我知道由于多线程程序的不确定性可能会发生奇怪的事情,因此最好使用一些确定性的方法来调试它。然而,即使在这种非常确定的情况下,我也看不出为什么内存占用会增加。

这是我能够编写的重现问题的最小程序:

测试.cpp

#include <chrono>
#include <iomanip>
#include <iostream>
#include <openssl/sha.h>
#include <sparsehash/sparse_hash_map>
#include <thread>

struct mystruct
{
    uint64_t values[16];
    inline bool operator==(const mystruct &other) const {
        return !memcmp(values, other.values, sizeof(values));
    }
    inline bool operator!=(const mystruct &other) const { 
        return !(*this == other); 
    }
};

namespace std {
    template<>
    class hash<mystruct> {
    public:
        inline size_t operator()(const mystruct &s) const 
        {
            return s.values[0];
        }
    };
}

google::sparse_hash_map<mystruct, uint64_t, std::hash<mystruct>> h;

const uint64_t N = 1ull * 1024ull * 1024ull * 1024ull;
const int step = 128;
volatile uint64_t next = 0;
uint64_t total_keys = 0;
const uint64_t THREADS = 1;

void insert_data(uint64_t data) {
    unsigned char buf[256];
    mystruct b;
    for (uint64_t j = 0; j < N / THREADS; j++) {
        SHA256((unsigned char*)&data, 8, buf);
        memcpy(&b, buf, sizeof(mystruct));

        while (next != data)
            ;

        h[b] = 1;
        total_keys++;
        next += step;
        data += THREADS * step;
    }
}

int main() {
    std::thread t[THREADS];

    for (uint64_t i = 0; i < THREADS; i++) {
        t[i] = std::thread(insert_data, i * step);
    }   

    std::chrono::steady_clock::time_point begin = std::chrono::steady_clock::now();
    while (total_keys < N) {
        std::this_thread::sleep_for(std::chrono::milliseconds(100));

        std::chrono::steady_clock::time_point end = std::chrono::steady_clock::now();
        uint64_t elapsed_ms = std::chrono::duration_cast<std::chrono::milliseconds>(end - begin).count();
        double speed = 1000.0*(double)total_keys / (double)elapsed_ms ;

        std::cout << std::fixed << "Processed " << total_keys << " items in " << elapsed_ms << " ms (" << std::setprecision(0) << speed << " keys/s)"  << ", next key is " << next << std::endl;
    }

    for (uint64_t i = 0; i < THREADS; i++) {
        t[i].join();
    }
}

该程序的想法非常简单:

  • 使用循环将已知且预定的 1 亿个键序列插入哈希表
  • 观看程序每 100 毫秒在控制台上转储它到目前为止插入了多少键,以及将要插入的下一个键是什么
  • 等到操作系统杀死程序

因此,目标是验证对于预定义的插入序列,无论有多少线程将数据推送到哈希表中,内存消耗都是相同的,即插入键的数量大致相同(我不介意如果有几个关键的差异,例如由于操作系统决定终止应用程序)。那么差异可能是巨大的。

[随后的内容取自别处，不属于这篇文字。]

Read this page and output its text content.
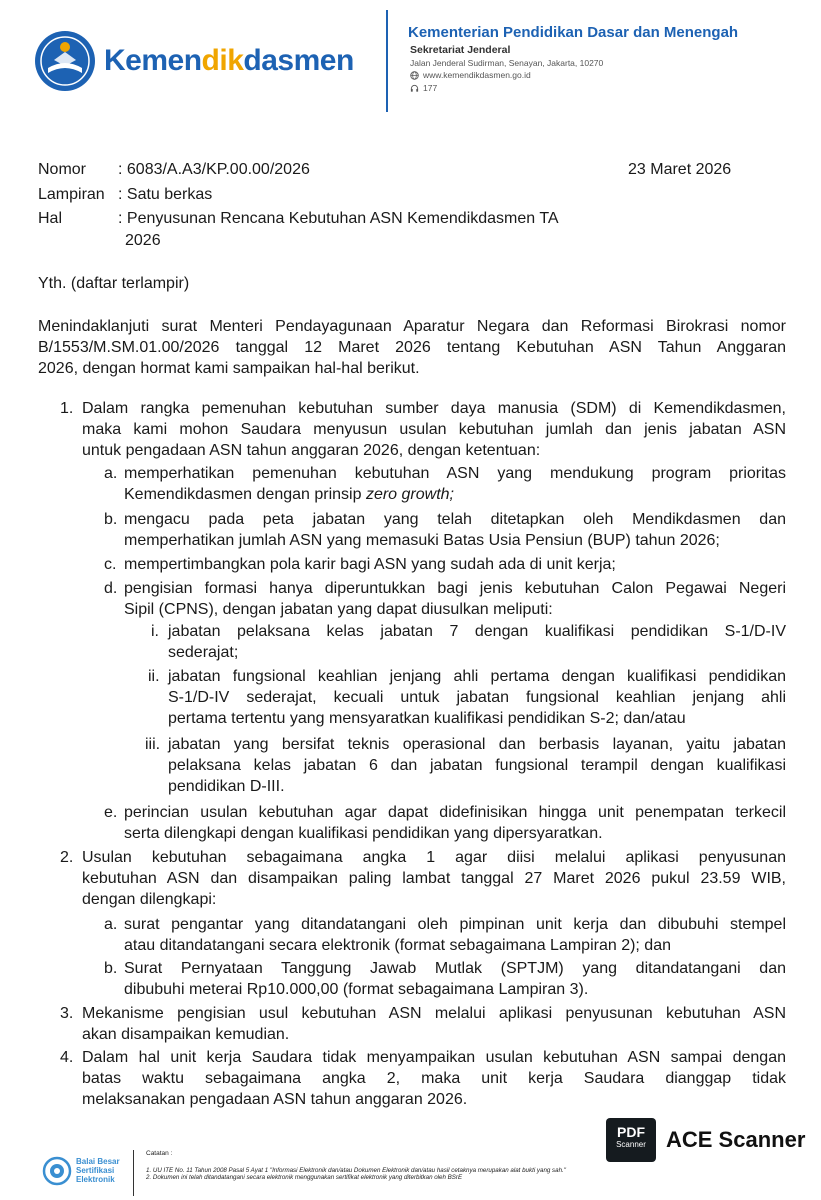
Kemendikdasmen
Kementerian Pendidikan Dasar dan Menengah
Sekretariat Jenderal
Jalan Jenderal Sudirman, Senayan, Jakarta, 10270
www.kemendikdasmen.go.id
177
Nomor : 6083/A.A3/KP.00.00/2026	23 Maret 2026
Lampiran : Satu berkas
Hal	: Penyusunan Rencana Kebutuhan ASN Kemendikdasmen TA
2026
Yth. (daftar terlampir)
Menindaklanjuti surat Menteri Pendayagunaan Aparatur Negara dan Reformasi Birokrasi nomor
B/1553/M.SM.01.00/2026 tanggal 12 Maret 2026 tentang Kebutuhan ASN Tahun Anggaran
2026, dengan hormat kami sampaikan hal-hal berikut.
1. Dalam rangka pemenuhan kebutuhan sumber daya manusia (SDM) di Kemendikdasmen,
maka kami mohon Saudara menyusun usulan kebutuhan jumlah dan jenis jabatan ASN
untuk pengadaan ASN tahun anggaran 2026, dengan ketentuan:
a. memperhatikan pemenuhan kebutuhan ASN yang mendukung program prioritas
Kemendikdasmen dengan prinsip zero growth;
b. mengacu pada peta jabatan yang telah ditetapkan oleh Mendikdasmen dan
memperhatikan jumlah ASN yang memasuki Batas Usia Pensiun (BUP) tahun 2026;
c. mempertimbangkan pola karir bagi ASN yang sudah ada di unit kerja;
d. pengisian formasi hanya diperuntukkan bagi jenis kebutuhan Calon Pegawai Negeri
Sipil (CPNS), dengan jabatan yang dapat diusulkan meliputi:
i. jabatan pelaksana kelas jabatan 7 dengan kualifikasi pendidikan S-1/D-IV
sederajat;
ii. jabatan fungsional keahlian jenjang ahli pertama dengan kualifikasi pendidikan
S-1/D-IV sederajat, kecuali untuk jabatan fungsional keahlian jenjang ahli
pertama tertentu yang mensyaratkan kualifikasi pendidikan S-2; dan/atau
iii. jabatan yang bersifat teknis operasional dan berbasis layanan, yaitu jabatan
pelaksana kelas jabatan 6 dan jabatan fungsional terampil dengan kualifikasi
pendidikan D-III.
e. perincian usulan kebutuhan agar dapat didefinisikan hingga unit penempatan terkecil
serta dilengkapi dengan kualifikasi pendidikan yang dipersyaratkan.
2. Usulan kebutuhan sebagaimana angka 1 agar diisi melalui aplikasi penyusunan
kebutuhan ASN dan disampaikan paling lambat tanggal 27 Maret 2026 pukul 23.59 WIB,
dengan dilengkapi:
a. surat pengantar yang ditandatangani oleh pimpinan unit kerja dan dibubuhi stempel
atau ditandatangani secara elektronik (format sebagaimana Lampiran 2); dan
b. Surat Pernyataan Tanggung Jawab Mutlak (SPTJM) yang ditandatangani dan
dibubuhi meterai Rp10.000,00 (format sebagaimana Lampiran 3).
3. Mekanisme pengisian usul kebutuhan ASN melalui aplikasi penyusunan kebutuhan ASN
akan disampaikan kemudian.
4. Dalam hal unit kerja Saudara tidak menyampaikan usulan kebutuhan ASN sampai dengan
batas waktu sebagaimana angka 2, maka unit kerja Saudara dianggap tidak
melaksanakan pengadaan ASN tahun anggaran 2026.
Balai Besar
Sertifikasi
Elektronik
Catatan :
1. UU ITE No. 11 Tahun 2008 Pasal 5 Ayat 1 "Informasi Elektronik dan/atau Dokumen Elektronik dan/atau hasil cetaknya merupakan alat bukti yang sah."
2. Dokumen ini telah ditandatangani secara elektronik menggunakan sertifikat elektronik yang diterbitkan oleh BSrE
PDF
Scanner ACE Scanner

insert_data函数使用一个简单的自旋循环来保证插入顺序,即数字 0、128、256 等等……(使用锁/互斥体没有区别)。

我在以下环境中运行该程序:

  • 具有 4GB 内存的 Debian 8.3 Linux VM
  • 使用swapoff -a没有交换内存
  • -O3带有标志的 GCC 4.9.2

这些是上述代码以不同数​​量的THREADS变量运行时的结果:

线程 = 1

Processed 54241 items in 100 ms (542410 keys/s), next key is 6942848
Processed 104857 items in 200 ms (524285 keys/s), next key is 13421696
...
Processed 13410458 items in 35698 ms (375664 keys/s), next key is 1716538624
Processed 13421773 items in 35799 ms (374920 keys/s), next key is 1717986944
...
... 6 seconds of data because hashtable is being resized...
...
Processed 13421773 items in 41245 ms (325416 keys/s), next key is 1717986944
Processed 13438143 items in 41345 ms (325025 keys/s), next key is 1720082432
...
Processed 23580346 items in 65567 ms (359637 keys/s), next key is 3018284416
Killed

线程 = 2

Processed 69922 items in 101 ms (692297 keys/s), next key is 8950016
Processed 121766 items in 202 ms (602802 keys/s), next key is 15586048
...
Processed 13409271 items in 37098 ms (361455 keys/s), next key is 1716386688
Processed 13421773 items in 37198 ms (360820 keys/s), next key is 1717986944
...
... 6 seconds of data because hashtable is being resized...
...
Processed 13421773 items in 43204 ms (310660 keys/s), next key is 1717986944
Processed 13443021 items in 43304 ms (310434 keys/s), next key is 1720706688
...
Processed 20024294 items in 64129 ms (312250 keys/s), next key is 2563110656
Killed

线程 = 4

Processed 31 items in 100 ms (310 keys/s), next key is 3968
Processed 33882 items in 200 ms (169410 keys/s), next key is 4336896
...
Processed 13399262 items in 48949 ms (273739 keys/s), next key is 1715105536
Processed 13421773 items in 49049 ms (273640 keys/s), next key is 1717986944
...
... 5 seconds of data because hashtable is being resized...
...
Processed 13421773 items in 54091 ms (248133 keys/s), next key is 1717986944
Processed 13421773 items in 54201 ms (247630 keys/s), next key is 1717986944
Killed

如您所见,所有三个测试都将特定键标识1717986944为触发哈希表调整大小的键,并且所有这些都发生在同一个插入键 n 处。13421773,这证实了无论运行线程的数量如何,插入总是严格按照相同的顺序发生。

但是,THREADS=1THREADS=2多插入了 3556052 个键(对应于 434MB),并且比THREADS=4多插入了 6602521 个键(对应于 805MB) 。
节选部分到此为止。